И мы поцеловались, как целуются без любви — холодно и сдержанно.
Сестры Каравагио, мне кажется, и не заметили войны. Сестры Каравагио жили в мире свадеб, праздников, годовщин, танцев в «Ритце» и «Паласе», премьер и matinées, а все это никогда не прекращалось в Мадриде, даже в самые мрачные и скорбные времена.
Война для сестер Каравагио пронеслась, как летняя гроза, которая не омрачила их шумное веселье, и сколько еще таких семей было в Мадриде.
Я чувствовал себя истинным республиканцем, преданным Асанье, и был готов провести войну, если она придет, в Мадриде, где пребывало правительство. Сторож и садовник продолжают то и дело доносить на нас. Война начинается с восстания в Мелилье. Испания вспыхивает снизу, пламя лижет сначала ее босые мавританские ступни.

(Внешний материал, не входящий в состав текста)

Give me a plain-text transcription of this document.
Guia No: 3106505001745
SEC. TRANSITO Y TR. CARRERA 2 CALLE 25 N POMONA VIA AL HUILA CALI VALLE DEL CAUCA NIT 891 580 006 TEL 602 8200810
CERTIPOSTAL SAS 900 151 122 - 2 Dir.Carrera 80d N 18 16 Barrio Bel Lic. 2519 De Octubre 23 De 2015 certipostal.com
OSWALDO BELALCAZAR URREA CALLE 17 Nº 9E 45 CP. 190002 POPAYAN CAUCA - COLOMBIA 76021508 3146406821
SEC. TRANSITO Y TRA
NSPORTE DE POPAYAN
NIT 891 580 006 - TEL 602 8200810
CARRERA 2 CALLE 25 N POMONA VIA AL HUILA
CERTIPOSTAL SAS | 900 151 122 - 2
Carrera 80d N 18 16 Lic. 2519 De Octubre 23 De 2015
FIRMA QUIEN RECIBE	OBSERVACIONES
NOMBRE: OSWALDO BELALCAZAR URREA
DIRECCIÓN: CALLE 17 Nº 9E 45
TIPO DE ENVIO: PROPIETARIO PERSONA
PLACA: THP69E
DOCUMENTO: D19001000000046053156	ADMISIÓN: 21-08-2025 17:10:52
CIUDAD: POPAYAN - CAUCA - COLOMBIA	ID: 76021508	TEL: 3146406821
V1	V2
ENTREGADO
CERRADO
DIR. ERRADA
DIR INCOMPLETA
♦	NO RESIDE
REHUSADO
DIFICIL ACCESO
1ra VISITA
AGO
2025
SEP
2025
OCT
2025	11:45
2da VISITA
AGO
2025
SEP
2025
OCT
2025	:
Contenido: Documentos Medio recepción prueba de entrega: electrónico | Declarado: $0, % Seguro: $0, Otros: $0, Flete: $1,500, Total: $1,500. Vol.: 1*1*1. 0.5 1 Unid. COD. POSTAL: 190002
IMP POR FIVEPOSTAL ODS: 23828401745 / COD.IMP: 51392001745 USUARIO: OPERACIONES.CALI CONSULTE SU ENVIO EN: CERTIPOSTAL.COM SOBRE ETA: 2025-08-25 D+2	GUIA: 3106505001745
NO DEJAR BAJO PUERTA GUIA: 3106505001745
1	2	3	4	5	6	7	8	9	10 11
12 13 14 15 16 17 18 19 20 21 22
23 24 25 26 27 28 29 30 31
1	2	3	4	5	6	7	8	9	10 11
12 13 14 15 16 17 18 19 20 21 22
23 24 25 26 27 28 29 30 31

Тетушка Альгадефина каждое утро ходила на работу в канцелярию Асаньи, который не придавал пока большого значения восстанию в Африке. Он был большим интеллектуалом, но мало понимал в Истории, а в Истории некоторые события происходят молниеносно и надо уметь их предугадать. Тетушка Альгадефина отдыхала каждый вечер в своем шезлонге, и я читал ей Хорхе Манрике, Педро Салинаса, Гильена, Рубена, Лорку, Кеведо, фрая Луиса. Рубена, правда, читала мне она, потому что знала его наизусть, и я ревновал ее к никарагуанцу, стихи которого продолжали жить в памяти моей тетушки/любовницы.
Ночью, в темноте, я молча проскальзывал в ее кровать, и днем мы никогда не говорили об этом, а вечера проводили в разговорах о политике.
— Как мог Унамуно продаться Франко, тетушка?
(У меня словно было две женщины, ночная и дневная. Ночью я ее любил. Днем я был ей племянником. Эта таинственная двойственность очаровывала меня.)
— Унамуно и не думал продаваться. Он отдался. Продаться было бы более достойно, Франсесильо.
— Более достойно?
— Продаются великие предатели, отдаются бедные проститутки.
— Унамуно часто бывал в этом доме, и он не робел перед Примо.
— Видишь ли, по его теории, стране нужен железный диктатор.
— И он решил, что железный диктатор — это Франко?
— Конечно.
— Но почему он так решил?
— Это все его религиозность, его «христианский дух».
— Ты думаешь, тетушка?
— Унамуно был бы святым, если бы его не мучили противоречия между разумом и верой, для него главное, что Франко тесно связан с католической церковью.
— Какое убожество.
— От веры человек мельчает, Франсесильо.
— Но Унамуно…
— Это в нем всегда было.
Я жил с двумя женщинами, с мудрой тетушкой/матерью и с ночной, недоступной взору любовницей. Унамуно предпринял унизительную попытку дискуссии с Мильян-Астраем[118] в Саламанке и больше уже не выходил из дома. Такова была цена, заплаченная Мигелем де Унамуно за свои колебания. Он сам сделал себя узником.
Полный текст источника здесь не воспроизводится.